Une mobilisation citoyenne contre la loi de sécurité globale peut être observée… Le refus de la violence des autorités est une tendance sociétale de fond qu’il n’est pas possible d’ignorer : celle de l’Etat, après celle du mari, du père, de l’enseignant, du prêtre… Les graves « bavures policières » de ces derniers temps ont renforcé cette mobilisation et l’hostilité de la population à l’égard de ce qui apparaît comme une nouvelle étape dans une dérive de la fonction policière avec  le recours à la violence.
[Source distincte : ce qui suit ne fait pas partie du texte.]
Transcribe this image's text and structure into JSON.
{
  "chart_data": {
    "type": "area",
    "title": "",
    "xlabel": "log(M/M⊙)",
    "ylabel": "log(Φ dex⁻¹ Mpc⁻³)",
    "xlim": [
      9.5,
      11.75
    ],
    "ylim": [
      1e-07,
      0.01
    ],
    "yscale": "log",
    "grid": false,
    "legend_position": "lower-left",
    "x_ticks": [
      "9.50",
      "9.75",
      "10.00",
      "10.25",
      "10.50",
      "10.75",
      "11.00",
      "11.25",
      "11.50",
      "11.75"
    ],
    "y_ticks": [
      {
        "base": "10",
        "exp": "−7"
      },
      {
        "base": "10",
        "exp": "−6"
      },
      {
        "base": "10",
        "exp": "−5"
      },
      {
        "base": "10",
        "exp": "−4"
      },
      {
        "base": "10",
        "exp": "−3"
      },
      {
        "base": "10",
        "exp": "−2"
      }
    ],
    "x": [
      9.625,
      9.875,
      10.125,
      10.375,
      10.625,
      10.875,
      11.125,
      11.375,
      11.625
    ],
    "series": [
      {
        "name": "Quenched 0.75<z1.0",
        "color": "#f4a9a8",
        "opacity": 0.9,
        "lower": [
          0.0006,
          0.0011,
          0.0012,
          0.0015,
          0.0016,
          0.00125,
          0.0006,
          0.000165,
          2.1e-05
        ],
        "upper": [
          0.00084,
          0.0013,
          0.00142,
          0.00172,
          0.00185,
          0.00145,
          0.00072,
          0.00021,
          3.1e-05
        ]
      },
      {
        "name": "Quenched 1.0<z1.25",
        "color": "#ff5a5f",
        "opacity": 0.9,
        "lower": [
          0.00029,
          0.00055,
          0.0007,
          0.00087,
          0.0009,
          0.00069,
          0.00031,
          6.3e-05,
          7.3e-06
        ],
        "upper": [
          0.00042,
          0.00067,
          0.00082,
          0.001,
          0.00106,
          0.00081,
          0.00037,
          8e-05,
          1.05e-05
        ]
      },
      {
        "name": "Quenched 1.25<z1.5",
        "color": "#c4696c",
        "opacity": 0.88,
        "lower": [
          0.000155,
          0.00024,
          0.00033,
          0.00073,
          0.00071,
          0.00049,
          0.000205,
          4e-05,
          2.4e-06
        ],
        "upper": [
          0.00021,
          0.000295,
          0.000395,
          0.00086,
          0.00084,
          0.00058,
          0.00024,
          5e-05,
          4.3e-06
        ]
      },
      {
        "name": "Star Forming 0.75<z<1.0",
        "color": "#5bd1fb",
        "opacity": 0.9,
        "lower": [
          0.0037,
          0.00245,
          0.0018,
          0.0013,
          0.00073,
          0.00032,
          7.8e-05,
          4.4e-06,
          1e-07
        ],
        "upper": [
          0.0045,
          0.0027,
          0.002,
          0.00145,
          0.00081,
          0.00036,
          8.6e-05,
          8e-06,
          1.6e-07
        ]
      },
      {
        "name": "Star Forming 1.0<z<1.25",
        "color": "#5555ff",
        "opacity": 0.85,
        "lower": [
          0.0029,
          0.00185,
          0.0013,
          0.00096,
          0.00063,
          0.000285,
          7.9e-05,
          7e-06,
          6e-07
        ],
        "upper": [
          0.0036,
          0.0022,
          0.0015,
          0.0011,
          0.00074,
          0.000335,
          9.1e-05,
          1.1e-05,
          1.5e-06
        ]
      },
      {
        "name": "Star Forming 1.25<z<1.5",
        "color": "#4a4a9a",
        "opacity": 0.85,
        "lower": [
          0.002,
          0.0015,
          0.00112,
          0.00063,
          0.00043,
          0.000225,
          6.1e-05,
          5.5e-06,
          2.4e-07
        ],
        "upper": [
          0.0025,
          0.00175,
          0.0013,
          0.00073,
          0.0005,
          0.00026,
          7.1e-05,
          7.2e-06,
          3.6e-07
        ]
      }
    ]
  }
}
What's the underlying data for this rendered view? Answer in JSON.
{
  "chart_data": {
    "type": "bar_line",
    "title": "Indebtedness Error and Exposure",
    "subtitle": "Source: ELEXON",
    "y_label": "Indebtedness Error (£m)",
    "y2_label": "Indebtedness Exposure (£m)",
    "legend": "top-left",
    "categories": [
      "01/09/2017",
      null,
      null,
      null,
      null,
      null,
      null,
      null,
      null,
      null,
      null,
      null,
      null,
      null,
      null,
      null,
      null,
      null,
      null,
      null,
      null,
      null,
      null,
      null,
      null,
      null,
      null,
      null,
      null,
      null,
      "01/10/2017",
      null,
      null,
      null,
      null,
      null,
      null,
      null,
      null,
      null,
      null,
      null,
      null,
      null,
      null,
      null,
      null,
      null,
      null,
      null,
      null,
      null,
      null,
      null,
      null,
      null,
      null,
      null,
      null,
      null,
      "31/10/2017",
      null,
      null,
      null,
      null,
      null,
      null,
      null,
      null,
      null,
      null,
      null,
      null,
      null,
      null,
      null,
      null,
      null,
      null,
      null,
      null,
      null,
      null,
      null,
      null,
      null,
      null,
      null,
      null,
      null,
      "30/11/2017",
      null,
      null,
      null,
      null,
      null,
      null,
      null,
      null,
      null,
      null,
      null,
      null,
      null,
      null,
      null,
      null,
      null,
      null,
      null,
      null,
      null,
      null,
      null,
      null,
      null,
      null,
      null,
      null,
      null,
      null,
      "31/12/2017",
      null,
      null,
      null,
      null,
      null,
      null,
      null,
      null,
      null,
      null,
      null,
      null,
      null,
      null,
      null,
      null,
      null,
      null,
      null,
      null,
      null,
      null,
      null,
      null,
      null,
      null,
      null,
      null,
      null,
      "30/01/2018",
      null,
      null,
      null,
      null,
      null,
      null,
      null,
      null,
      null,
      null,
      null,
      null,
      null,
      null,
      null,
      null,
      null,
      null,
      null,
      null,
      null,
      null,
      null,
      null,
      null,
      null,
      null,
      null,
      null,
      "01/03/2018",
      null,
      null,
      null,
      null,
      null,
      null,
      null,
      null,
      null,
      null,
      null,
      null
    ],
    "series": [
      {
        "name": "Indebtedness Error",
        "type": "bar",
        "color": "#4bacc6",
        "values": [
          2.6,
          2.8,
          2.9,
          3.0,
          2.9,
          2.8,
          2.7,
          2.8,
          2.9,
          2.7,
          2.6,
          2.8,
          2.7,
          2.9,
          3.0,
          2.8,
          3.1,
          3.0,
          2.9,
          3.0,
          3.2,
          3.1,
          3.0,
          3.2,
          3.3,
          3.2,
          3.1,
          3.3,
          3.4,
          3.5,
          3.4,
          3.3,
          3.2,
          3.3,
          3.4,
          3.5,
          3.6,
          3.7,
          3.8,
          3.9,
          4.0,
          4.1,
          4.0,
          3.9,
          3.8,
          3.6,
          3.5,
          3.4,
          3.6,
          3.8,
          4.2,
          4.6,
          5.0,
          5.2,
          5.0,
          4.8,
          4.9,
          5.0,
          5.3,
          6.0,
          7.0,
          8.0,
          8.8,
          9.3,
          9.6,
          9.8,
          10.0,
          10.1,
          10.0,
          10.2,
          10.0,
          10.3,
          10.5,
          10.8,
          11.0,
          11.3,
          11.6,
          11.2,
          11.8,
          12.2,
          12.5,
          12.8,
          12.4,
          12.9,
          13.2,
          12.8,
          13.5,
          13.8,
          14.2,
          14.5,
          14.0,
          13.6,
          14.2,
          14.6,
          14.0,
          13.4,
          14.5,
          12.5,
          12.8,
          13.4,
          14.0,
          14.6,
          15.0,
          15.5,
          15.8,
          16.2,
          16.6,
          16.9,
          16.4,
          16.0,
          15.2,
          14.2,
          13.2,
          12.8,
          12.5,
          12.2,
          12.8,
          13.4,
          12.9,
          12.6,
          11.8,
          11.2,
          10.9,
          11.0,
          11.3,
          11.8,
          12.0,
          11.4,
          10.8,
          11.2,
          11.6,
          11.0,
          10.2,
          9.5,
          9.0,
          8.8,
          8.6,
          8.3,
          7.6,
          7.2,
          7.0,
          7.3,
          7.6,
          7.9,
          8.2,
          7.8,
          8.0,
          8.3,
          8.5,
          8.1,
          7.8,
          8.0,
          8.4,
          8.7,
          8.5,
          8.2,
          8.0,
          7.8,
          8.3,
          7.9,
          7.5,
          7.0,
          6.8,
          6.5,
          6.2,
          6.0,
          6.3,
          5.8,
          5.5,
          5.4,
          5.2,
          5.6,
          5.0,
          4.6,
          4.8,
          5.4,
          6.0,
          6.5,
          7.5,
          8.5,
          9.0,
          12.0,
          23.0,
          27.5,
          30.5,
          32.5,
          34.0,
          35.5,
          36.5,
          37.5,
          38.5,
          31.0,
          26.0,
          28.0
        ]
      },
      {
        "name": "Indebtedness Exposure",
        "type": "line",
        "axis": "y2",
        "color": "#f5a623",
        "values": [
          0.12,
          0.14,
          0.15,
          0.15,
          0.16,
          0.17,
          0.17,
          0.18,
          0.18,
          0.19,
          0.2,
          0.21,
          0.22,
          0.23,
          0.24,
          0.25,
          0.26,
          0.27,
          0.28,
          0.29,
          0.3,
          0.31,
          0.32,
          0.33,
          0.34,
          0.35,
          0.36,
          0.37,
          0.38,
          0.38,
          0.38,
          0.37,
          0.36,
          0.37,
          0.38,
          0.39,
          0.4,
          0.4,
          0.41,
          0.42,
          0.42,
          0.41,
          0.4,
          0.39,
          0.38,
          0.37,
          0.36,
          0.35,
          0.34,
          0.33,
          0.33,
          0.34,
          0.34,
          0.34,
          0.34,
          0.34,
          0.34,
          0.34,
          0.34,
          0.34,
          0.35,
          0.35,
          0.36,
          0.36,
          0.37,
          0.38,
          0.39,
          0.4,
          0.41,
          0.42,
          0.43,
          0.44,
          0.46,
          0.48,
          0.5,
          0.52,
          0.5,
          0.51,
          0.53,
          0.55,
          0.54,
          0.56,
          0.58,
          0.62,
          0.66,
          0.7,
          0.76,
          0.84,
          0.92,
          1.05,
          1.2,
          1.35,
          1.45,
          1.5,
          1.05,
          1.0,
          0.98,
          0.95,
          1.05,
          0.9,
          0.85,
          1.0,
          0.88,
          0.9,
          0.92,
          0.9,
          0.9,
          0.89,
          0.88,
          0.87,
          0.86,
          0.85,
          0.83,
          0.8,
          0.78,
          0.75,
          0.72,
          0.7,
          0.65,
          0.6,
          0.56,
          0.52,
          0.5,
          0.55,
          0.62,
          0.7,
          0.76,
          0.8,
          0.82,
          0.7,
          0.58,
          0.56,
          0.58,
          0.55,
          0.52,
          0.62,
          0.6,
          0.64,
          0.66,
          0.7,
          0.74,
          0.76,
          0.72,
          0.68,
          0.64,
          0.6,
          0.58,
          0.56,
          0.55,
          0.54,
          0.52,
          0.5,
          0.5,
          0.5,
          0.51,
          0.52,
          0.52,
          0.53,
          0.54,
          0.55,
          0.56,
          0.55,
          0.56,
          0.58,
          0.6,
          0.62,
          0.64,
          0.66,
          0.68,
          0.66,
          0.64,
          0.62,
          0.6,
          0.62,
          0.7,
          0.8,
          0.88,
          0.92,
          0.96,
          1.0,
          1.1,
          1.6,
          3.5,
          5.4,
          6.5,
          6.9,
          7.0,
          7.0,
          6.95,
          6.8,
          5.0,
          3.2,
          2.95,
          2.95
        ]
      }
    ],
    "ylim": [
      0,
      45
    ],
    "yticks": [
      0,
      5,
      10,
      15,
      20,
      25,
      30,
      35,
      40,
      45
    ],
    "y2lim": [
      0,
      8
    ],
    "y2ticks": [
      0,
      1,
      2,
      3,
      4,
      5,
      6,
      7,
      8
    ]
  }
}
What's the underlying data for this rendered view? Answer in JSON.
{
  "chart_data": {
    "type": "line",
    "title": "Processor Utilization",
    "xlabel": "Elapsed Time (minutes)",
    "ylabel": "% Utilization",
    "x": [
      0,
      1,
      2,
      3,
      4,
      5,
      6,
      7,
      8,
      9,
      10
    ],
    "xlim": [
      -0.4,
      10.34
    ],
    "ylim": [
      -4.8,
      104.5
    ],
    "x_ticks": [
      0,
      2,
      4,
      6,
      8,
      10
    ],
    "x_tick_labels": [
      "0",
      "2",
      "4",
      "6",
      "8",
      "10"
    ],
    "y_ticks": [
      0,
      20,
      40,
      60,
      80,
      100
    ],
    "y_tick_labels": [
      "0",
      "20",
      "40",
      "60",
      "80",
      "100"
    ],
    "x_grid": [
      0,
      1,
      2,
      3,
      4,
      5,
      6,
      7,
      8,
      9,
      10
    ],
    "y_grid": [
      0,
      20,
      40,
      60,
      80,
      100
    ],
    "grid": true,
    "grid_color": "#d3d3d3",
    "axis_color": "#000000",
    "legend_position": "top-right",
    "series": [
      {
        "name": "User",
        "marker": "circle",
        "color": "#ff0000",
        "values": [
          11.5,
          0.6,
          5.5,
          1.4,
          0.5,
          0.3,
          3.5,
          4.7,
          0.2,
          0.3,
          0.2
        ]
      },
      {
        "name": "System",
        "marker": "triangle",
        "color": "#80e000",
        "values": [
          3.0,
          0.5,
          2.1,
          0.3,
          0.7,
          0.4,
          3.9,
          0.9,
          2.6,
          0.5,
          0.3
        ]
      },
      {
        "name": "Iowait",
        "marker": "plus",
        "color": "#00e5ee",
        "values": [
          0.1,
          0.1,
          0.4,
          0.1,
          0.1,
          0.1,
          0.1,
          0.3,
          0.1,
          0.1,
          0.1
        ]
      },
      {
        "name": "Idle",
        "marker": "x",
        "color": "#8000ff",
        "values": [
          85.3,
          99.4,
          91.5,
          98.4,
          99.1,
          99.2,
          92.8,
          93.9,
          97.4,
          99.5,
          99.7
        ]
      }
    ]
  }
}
Sûreté ou sécurité : de la confusion des buts

La Police est nécessaire à la république, comme le stipulent la Déclaration des droits de l’Homme et du citoyen de 1789  (article 12) : « La garantie des droits de l’homme et du citoyen nécessite une force publique ; cette force est donc instituée pour l’avantage de tous, et non pour l’utilité particulière de ceux à qui elle est confiée. » et la Déclaration universelle des droits de l’Homme (ONU, 1948, article 3) « Tout individu a droit à la vie, à la liberté et à la sûreté de sa personne. » La police républicaine a pour mission première d’assurer la sûreté, c’est-à-dire la protection des personnes pour le respect de leurs droits quand ceux-ci  sont menacés ; et non pas la sécurité comme protection a priori des biens des personnes ou des institutions. C’est bien la dérive qu’opèrent les politiques sécuritaires de ces dernières décennies (caméras de surveillance, contrôles d’identité, fichage, …, armes et armures anti-manifestants ).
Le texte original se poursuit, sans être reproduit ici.